"Sıradan"sözcüğü kaçımızda olumlu çağrışımlar uyandırıyor? Hele ki "sıradanlaşma" kavramı? Peki ya "normal" ve "normalleşme" kavramları? "Sıradanlaşma" ve "normalleşme" kavramlarının, aralarındaki semantik yakınlığa rağmen, birinin olumlu, diğerinin olumsuz çağrışımlar yaratması neyle ilgili?
Endişe etmeyin. Bu soruya cevap verirken, uzun uzun kavramların sosyokültürel, siyasi ve tarihsel bağlamlarına ilişkin ahkâm kesmeyeceğim.
Kısaca söylemek gerekirse, normalleşme yeni dönem Türkiye siyasetinin sembolik kavramlarından biri. Ve en temelde sistemdeki "sıra- dışılıklar"ın keşfedilip, tasfiye edilmesi sürecini işaret ediyor. Sıradanlaşma ise böylesi bir tarihsel varoluş zemininden yoksun. Aradaki fark öncelikle buradan kaynaklanıyor. Fakat sıradanlaşma da, siyasal gerçekliğimiz açısından en az normalleşme kadar önemli bir kavram.
***
Sıradanlaşma, her şeyden önce insanın hayret etme hakkından feragat etmesine işaret ediyor. Aynı zamanda kötülük karşısında sükût eyleyen insan- tekinin derin trajedisine. Sıradanlaşmak, bir anlamda kanıksamakla, duyarsızlaşmakla eşdeğer görülebilir. Kanıksanan, kendisine karşı duyarsızlaşılanın ise genellikle kötülük olduğunu söylemeye bile gerek yok. Kötülük karşısında duyarsızlaşma, onu kanıksama bir süre sonra sisteme kendi normlarını da taşıyor.
***
Sıradanlaşma depolitikleşmenin, normalleşme ise siyasallaşmanın önünü açan bir süreç. Bu süreci birkaç somut örnek üzerinden tartışalım. Toplumu bir arada tutmak için dine bir "tutkal" muamelesi yapıp, gücü ele geçirdikten sonra din karşıtı politikalar uygulayan Kemalist rejimi düşünelim mesela. Katı, dışlayıcı bir din politikası uygulayan devletin ceberrut yüzü bir süre sonra kanıksanmadı mı? Yoksa bu politikaları destekleyenler de, karşı çıkanlar da devletin bu yüzünü sıradan addedip sustular mı? Veya kendisini "peygamber ocağı" olarak yansıtan, ancak diğer yandan "irtica" diye hayali bir düşman yaratarak kendisini bu sözde düşmanla savaşa adayan Ordu'yu ele alalım. Ordunun, bu tavrı nedeniyle, "sıra- dışı", "anormal" bir iş yaptığı düşünüldü mü hiç? Yoksa, Silahlı Kuvvetler'in rejim bekçiliği pozisyonunun bunu mecbur kıldığı mı söylendi?

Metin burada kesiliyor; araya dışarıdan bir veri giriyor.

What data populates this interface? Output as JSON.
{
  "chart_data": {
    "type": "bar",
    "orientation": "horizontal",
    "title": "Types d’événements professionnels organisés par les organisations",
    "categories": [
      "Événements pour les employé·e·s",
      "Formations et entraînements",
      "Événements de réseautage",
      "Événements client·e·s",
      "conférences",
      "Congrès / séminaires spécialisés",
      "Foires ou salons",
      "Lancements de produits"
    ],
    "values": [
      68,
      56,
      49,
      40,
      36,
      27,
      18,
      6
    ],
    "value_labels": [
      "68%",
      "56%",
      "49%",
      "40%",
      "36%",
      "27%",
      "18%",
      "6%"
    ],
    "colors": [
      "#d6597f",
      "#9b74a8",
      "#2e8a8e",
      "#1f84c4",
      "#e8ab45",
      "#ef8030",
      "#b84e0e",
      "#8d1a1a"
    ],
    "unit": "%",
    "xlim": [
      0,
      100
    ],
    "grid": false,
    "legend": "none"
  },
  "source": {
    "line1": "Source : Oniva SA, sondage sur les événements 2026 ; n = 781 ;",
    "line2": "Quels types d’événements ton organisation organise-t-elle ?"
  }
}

Her ne olursa olsun, şu çok açık. Devletin, ordunun, rejimin sıradan görülen bu ve benzeri adımları bu alanda bir suskunluğu, siyasetsizliği ve dolayısıyla da çözümsüzlüğü beraberinde getirdi. Sıradanlaşma, kötülüğün yaygınlaşmasındaki başlıca etmenlerden biri olarak varlık gösterdi.
***
Kendisini, yıllar yılı "tevazu ve kanaat" üzerinden anlatan bir cemaat lideri düşünün. "Kulübemi çok seviyordum. Küçük bir yerdi. Uzansam ayaklarım duvara değerdi. Helası lavabosu yoktu. Ellerimi dışarıdaki bir bidondan yıkıyordum. Fakat bu küçük oda, beni doyuracak seviyede hizmet veren yerlerden biri oldu. Çok mütevazı ve sade bir yerdi; fakat daha sonra meydana gelecek nice hizmetlere işte bu oda analık etmişti. Bir han gibi işlerdi orası..." diyen bir cemaat lideri.
O odanın "han gibi işlemesi" hayret uyandırmasa da, bu cümleleri kuran kişinin bir yandan da "uluslararası bir çıkar ağı"na hükmediyor oluşunun yıllarca hayret uyandırmaması ve geniş kesimlerce kanıksanması çok ağır maliyetler üretmedi mi? Ancak ve ancak bu maliyetlerin farkına varıldıktan sonra siyaset uyandı, normalleşme süreci işletildi.
Bu örnekleri çoğaltabiliriz. Fakat şimdilik şunu söylemekle yetinelim: Hayret ve dikkatini yitiren bir siyaset, normalleşemez. Normalleşme olmadan da ne demokrasi olabilir, ne de özgürleşme!